Amber's Abode

stuck in a moment

Okay, so this might turn into more rant than I mean it to be.  So fair warning.  And it's not directed at anyone in particular, but maybe at a nebulous group of people.  It's meant to be more of an update on where I am and why I haven't written anything in forever or communicated with those of you who are used to regularly communicating with me.

The easiest way to describe it would be to borrow from the song lyrics of U2.  I'm stuck in a moment.  Actually a collection of moments, but the concept is the same.  Now before I go explaining a little bit more, I would like to say to that nebulous group of people:

I CAN NOT JUST SNAP OUT OF IT!  IF I COULD, I WOULD'VE ALREADY, BECAUSE THIS REALLY SUCKS!  AND FOR THE FEW WHO CHOSE TO COMMENT FURTHER IN THEIR ADVICE, I AM NOT LAZY, AND I REALLY DO WANT TO CHANGE THINGS, LIKE WITH SCHOOL OR A JOB, BUT I LACK THE ENERGY RIGHT NOW.  HOWEVER THIS IS REAL.  I AM NOT MAKING IT UP AND IT'S WHERE I AM RIGHT NOW.  THERE IS NO JUST GET OVER IT, SO IF THAT'S ALL YOU FEEL COMPELLED TO SAY, PLEASE DO NOT WRITE OR CALL!
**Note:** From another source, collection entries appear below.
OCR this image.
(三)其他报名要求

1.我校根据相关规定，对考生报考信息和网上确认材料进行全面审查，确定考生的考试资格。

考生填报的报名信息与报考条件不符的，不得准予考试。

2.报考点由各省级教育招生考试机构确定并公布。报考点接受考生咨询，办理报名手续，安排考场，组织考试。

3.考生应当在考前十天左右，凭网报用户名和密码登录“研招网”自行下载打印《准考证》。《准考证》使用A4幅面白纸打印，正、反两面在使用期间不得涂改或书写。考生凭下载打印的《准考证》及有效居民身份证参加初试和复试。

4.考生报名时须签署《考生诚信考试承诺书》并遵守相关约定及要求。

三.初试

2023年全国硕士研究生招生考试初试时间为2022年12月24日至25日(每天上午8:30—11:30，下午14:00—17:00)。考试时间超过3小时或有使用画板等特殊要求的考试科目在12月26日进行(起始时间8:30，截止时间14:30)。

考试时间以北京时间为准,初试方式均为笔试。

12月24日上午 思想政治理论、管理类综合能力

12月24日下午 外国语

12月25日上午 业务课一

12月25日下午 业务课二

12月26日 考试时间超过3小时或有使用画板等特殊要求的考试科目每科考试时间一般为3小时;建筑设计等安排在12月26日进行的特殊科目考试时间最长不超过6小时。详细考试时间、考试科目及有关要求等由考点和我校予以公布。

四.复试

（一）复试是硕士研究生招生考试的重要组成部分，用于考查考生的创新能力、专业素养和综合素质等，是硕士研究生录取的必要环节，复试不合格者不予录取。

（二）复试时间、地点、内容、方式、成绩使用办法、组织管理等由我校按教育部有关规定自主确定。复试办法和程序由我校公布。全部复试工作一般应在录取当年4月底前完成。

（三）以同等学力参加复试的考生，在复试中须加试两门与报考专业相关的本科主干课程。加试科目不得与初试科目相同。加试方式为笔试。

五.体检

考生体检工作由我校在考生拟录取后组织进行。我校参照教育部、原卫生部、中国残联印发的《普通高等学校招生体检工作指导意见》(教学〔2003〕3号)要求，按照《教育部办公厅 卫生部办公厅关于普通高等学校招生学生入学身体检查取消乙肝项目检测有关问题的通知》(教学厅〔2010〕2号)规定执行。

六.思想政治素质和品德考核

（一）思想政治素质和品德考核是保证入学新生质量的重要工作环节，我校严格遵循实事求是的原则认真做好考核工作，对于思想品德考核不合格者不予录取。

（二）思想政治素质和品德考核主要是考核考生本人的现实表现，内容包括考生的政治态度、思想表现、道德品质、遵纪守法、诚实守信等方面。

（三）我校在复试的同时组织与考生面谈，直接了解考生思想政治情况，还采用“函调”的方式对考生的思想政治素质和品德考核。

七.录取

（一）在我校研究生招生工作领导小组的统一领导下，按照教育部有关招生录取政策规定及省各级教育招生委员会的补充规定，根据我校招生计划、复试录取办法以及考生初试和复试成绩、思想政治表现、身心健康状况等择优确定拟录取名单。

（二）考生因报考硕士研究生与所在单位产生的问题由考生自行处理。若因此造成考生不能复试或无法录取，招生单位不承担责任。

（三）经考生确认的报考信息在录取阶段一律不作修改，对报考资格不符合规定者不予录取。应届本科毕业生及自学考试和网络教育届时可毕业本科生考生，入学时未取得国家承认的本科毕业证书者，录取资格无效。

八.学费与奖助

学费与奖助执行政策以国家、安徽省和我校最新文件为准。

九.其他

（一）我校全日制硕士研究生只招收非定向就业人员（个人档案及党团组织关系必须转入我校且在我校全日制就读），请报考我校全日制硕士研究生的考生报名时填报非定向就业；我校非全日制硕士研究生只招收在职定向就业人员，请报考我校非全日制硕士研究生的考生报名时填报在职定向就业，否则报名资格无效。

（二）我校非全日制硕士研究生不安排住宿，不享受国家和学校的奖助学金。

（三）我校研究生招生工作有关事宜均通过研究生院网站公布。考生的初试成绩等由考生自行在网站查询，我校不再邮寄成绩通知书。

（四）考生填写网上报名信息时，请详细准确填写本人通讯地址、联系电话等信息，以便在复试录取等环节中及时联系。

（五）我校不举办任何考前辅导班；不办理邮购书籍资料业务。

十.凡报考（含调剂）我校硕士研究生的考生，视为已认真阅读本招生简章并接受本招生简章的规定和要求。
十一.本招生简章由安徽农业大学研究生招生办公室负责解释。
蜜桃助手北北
Now for the rest of you who genuinely are caring and concerned.  I am depressed, but now I have also been diagnosed with anxiety disorder.  I am not medicated yet because they're trying to figure out what medicines will work for me.  What this means from a practical standpoint for me right now is that anything that requires outside stimulus triggers an adrenaline response.  So for three weeks solid, since my first recently documented anxiety attack, there has been adrenaline running through my system, at various levels, but always there.  So even when very little is going on, the phone rings for example, I get startled and scared.  Adrenaline level up.  And if I actually answer the phone and it is something stressful like a friend going through a divorce needing help or a friend trying to get me to come out and dance or sing when I don't feel equipped to be adequate in any of the above situations, (hugs and apologies to Nick and Incoded) or so-called family that calls and shows up in five minutes without warning, then the adrenaline level go way way up and I get dizzy and actually sick to my stomach.  I have lost its entire contents on the bus, in public, and at home, multiple times recently.  Very embarrassing.  I also really honestly very tired.  Pretty much all the time.

Even things that I used to love, like poker and karaoke, I avoid.  This is scary to me, because I'm usually very very social.  But now I really don't like people.  And the shallow people of poker are especially annoying.  I've been making myself go at least once a week anyway because right now the monthly prize is a really big Fred Meyer gift card, which I really really need right now.  But after this month, I imagine that will stop as well, at least until they get some medicine figured out.

Right now the only three activities that don't trigger adrenaline responses and/or extreme amounts of pain are sleeping, reading, and watching TV or a movie.  So I've been doing a lot of that.  There are days when I don't even turn on my computer.  But I have discovered what I will get with my Christmas money, if I get any.  It's called a Kindle by Amazon.  It's an e-book reader, but you don't have to have a computer.  It's wireless, and the screen is free of glare.  It's amazing.  The screen actually looks like paper.  And the buttons are easy to push.  I actually got to try one at my friend Patti's apartment.  I'm grateful for her.  She moved in here last weekend with similar disabilities to me and she can hear and she is younger than most here and likes to play video games and read.  So I can go down to her apartment sometimes when I get really lonely.  But anyway, the current Kindle costs like $350, so I will be waiting a while saving up, but she says she will try to help me write a grant for it or something.  So we will see.

Anyway, they just gave me my sleeping medicine, so I'm going to go try to sleep.  Pretty much impossible at night because my brain won't shut up.  I will try to be better about contact, but please be patient.  I know I will eventually get through this, but for right now, all I can do is ride it out.  I am one of the ones that was very excited at the history making presidential election, but it still remains to be seen whether he can keep his promises, and even if he does, it's not going to affect my life in particular for a little while.  Still I feel American more now somehow.  Like for whatever reason I'm more engaged in the process.

I have to wonder though, I wonder if he too will need Ativan soon.  :-).